Let’s Get to Know Chacruna!

Our newest Therapeutic Alliance partner is the Chacruna Institute of Psychedelic Plant Medicines, who produce research on plant medicines and psychedelics.

At the Trauma Research Foundation, we champion all elements of healing and self-improvement. Recently, the field of psychedelic research has become very popular in the mainstream – many of the chemicals being used are either extracted directly or derived from naturally occurring substances in plants.  TRF is currently doing research at the Boston site of the Multidisciplinary Association for Psychedelic Studies (MAPS).  

Chacruna also publish research designed to educate the general public, moving past impenetrable academic papers and creating genuine public understanding around these subjects with the overall aim of reducing stigma and making these crucial medicines available to the people that need them. Let’s expand our minds and get to know them!

Psychedelics in the Mainstream

There is a cognitive divide between traditional, plant-based medicine and drugs provided by pharmaceutical companies that need not exist. Many of us take medicines that occur in the natural world daily – aspirin is found in the willow tree for example. Chacruna bridge the gap between “traditional ceremonial use” and therapeutic, clinical settings, making knowledge and perspectives of social science available to health care professionals and psychedelic therapy practitioners.

Part of this divide stems from the illegality of most psychedelics in Western countries. The most recent laws were enacted around the 1960s, just as researchers were making real progress with research into psychedelic therapy.

The morality of outlawing psychedelics is questionable. They’ve been shown to be less harmful than alcohol which is still legal, and it’s been proposed that it was a political move to criminalize people who were against the political leaders of the time.

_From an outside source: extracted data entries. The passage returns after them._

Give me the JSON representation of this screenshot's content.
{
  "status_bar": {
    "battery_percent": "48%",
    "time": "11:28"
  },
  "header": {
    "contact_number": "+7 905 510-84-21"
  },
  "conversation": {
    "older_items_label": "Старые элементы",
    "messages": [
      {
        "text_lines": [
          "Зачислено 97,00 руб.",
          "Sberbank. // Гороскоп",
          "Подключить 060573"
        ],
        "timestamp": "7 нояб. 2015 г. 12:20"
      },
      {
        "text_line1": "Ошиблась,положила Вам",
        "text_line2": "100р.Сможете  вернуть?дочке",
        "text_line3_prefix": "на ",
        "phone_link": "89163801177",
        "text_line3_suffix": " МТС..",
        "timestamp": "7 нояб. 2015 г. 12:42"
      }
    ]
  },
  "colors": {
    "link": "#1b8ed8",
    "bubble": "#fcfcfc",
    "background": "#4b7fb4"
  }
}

Despite this illegality in some countries, psychedelics continued to be used in many communities, both indigenous and non-indigenous. Chacruna have an initiative called The Council for the Protection of Sacred Plants, which advocates for the legalities of these sacred plant medicines, encourages responsible use through harm reduction, and campaigns for conservation of plant species.

Ayahuasca, a psychedelic preparation made from plants containing dimethyltryptamine (DMT), has been used for over a thousand years by indigenous people in South America. In recent years, global interest has skyrocketed. Chacruna has the Ayahuasca Community Committee, composed of researchers and activists dedicated to “supporting the ayahuasca community” as it goes global, encouraging good practice and providing advice and support.

Representing the Psychedelic Community

As psychedelics have become more commonly used, it’s inevitable that much of the recent research has focused on mainstream use. Chacruna are dedicated to publishing content covering issues that fall out of the conventional focus of research and making sure this important area of study isn’t whitewashed.

They highlight the voices of indigenous people, women, people of color, and LGBTQI, covering areas such as inclusion and diversity, gender and psychedelics, and music and psychedelics in the Chacruna Chronicles.

Chacruna also organizes conferences, panels, and community forums on ritual, religion, plant medicines, drug policy, gender, and the policy of psychedelic science. Some recent events include The Queering of Psychedelics, Sacred Plants in the Americas, and Psychedelic Liberty Summit.

The Future of Psychedelic Therapy

As psychedelics become more and more widely used in a therapeutic context it’s important to listen to the people with experience, rather than just the most recent scientific research. There are cultures and people who have been benefiting from psychedelic use for centuries – organizations like Chacruna provide a vital conduit for this valuable knowledge.